Optimal designs for estimating individual coefficients in fourier regression models
成果类型:
Article
署名作者:
Dette, H; Melas, VB
署名单位:
Ruhr University Bochum; Saint Petersburg State University
刊物名称:
ANNALS OF STATISTICS
ISSN/ISSBN:
0090-5364
发表日期:
2003
页码:
1669-1692
关键词:
trigonometric regression
EQUIVALENCE
shape
摘要:
In the common trigonometric regression model, we investigate the optimal design problem for the estimation of the individual coefficients, where the explanatory variable varies in the interval [-alpha, alpha], 0 < alpha less than or equal to pi. It is demonstrated that the structure of the optimal design depends sensitively on the size of the design space. For many important cases, optimal designs can be found explicitly, where the complexity of the solution depends on the value of the parameter alpha and the order of the term, for which the corresponding coefficient has to be estimated.
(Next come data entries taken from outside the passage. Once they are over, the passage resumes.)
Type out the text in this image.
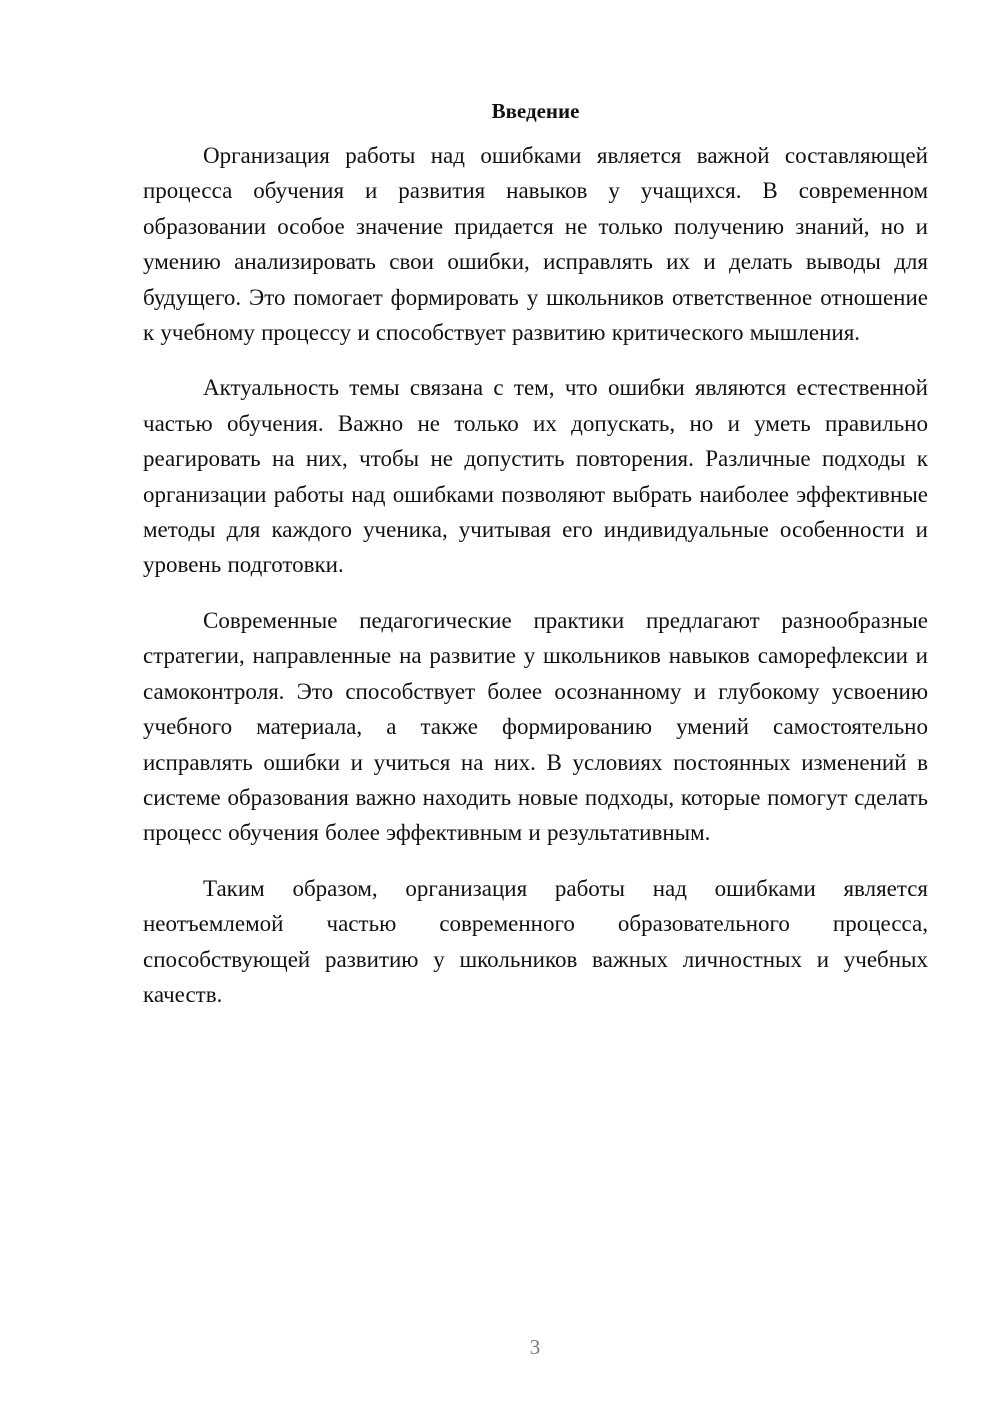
Введение

Организация работы над ошибками является важной составляющей процесса обучения и развития навыков у учащихся. В современном образовании особое значение придается не только получению знаний, но и умению анализировать свои ошибки, исправлять их и делать выводы для будущего. Это помогает формировать у школьников ответственное отношение к учебному процессу и способствует развитию критического мышления.

Актуальность темы связана с тем, что ошибки являются естественной частью обучения. Важно не только их допускать, но и уметь правильно реагировать на них, чтобы не допустить повторения. Различные подходы к организации работы над ошибками позволяют выбрать наиболее эффективные методы для каждого ученика, учитывая его индивидуальные особенности и уровень подготовки.

Современные педагогические практики предлагают разнообразные стратегии, направленные на развитие у школьников навыков саморефлексии и самоконтроля. Это способствует более осознанному и глубокому усвоению учебного материала, а также формированию умений самостоятельно исправлять ошибки и учиться на них. В условиях постоянных изменений в системе образования важно находить новые подходы, которые помогут сделать процесс обучения более эффективным и результативным.

Таким образом, организация работы над ошибками является неотъемлемой частью современного образовательного процесса, способствующей развитию у школьников важных личностных и учебных качеств.

3
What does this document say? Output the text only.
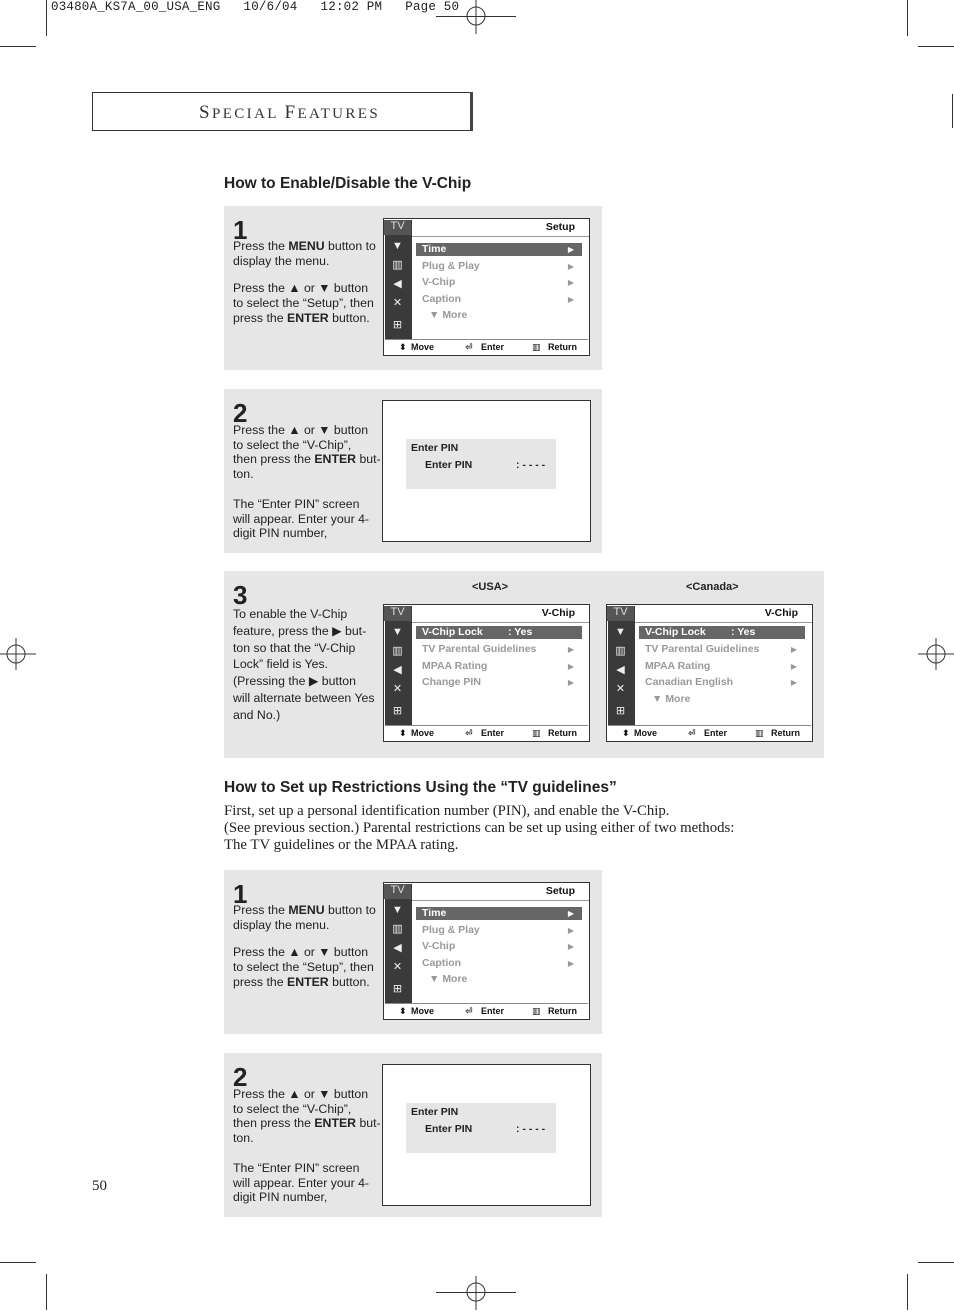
03480A_KS7A_00_USA_ENG   10/6/04   12:02 PM   Page 50
SPECIAL FEATURES
How to Enable/Disable the V-Chip
1
Press the MENU button to
display the menu.
Press the ▲ or ▼ button
to select the “Setup”, then
press the ENTER button.
TV
▼
▥
◀
✕
⊞
Setup
Time	▶
Plug & Play	▶
V-Chip	▶
Caption	▶
▼ More
⬍ Move	⏎ Enter	▥ Return
2
Press the ▲ or ▼ button
to select the “V-Chip”,
then press the ENTER but-
ton.
The “Enter PIN” screen
will appear. Enter your 4-
digit PIN number,
Enter PIN
Enter PIN	: - - - -
3
To enable the V-Chip
feature, press the ▶ but-
ton so that the “V-Chip
Lock” field is Yes.
(Pressing the ▶ button
will alternate between Yes
and No.)
<USA>	<Canada>
TV
▼
▥
◀
✕
⊞
V-Chip
V-Chip Lock : Yes
TV Parental Guidelines	▶
MPAA Rating	▶
Change PIN	▶
⬍ Move	⏎ Enter	▥ Return
TV
▼
▥
◀
✕
⊞
V-Chip
V-Chip Lock : Yes
TV Parental Guidelines	▶
MPAA Rating	▶
Canadian English	▶
▼ More
⬍ Move	⏎ Enter	▥ Return
How to Set up Restrictions Using the “TV guidelines”
First, set up a personal identification number (PIN), and enable the V-Chip.
(See previous section.) Parental restrictions can be set up using either of two methods:
The TV guidelines or the MPAA rating.
1
Press the MENU button to
display the menu.
Press the ▲ or ▼ button
to select the “Setup”, then
press the ENTER button.
TV
▼
▥
◀
✕
⊞
Setup
Time	▶
Plug & Play	▶
V-Chip	▶
Caption	▶
▼ More
⬍ Move	⏎ Enter	▥ Return
2
Press the ▲ or ▼ button
to select the “V-Chip”,
then press the ENTER but-
ton.
The “Enter PIN” screen
will appear. Enter your 4-
digit PIN number,
Enter PIN
Enter PIN	: - - - -
50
The main tool of our approach is the reduction of the problem for the trigonometric regression model to a design problem for a polynomial regression. In particular, we determine the optimal designs for estimating the parameters corresponding to the cosine terms explicitly, if the design space is sufficiently small, and prove that under this condition all optimal designs for estimating the parameters corresponding to the sine terms are supported at the same points.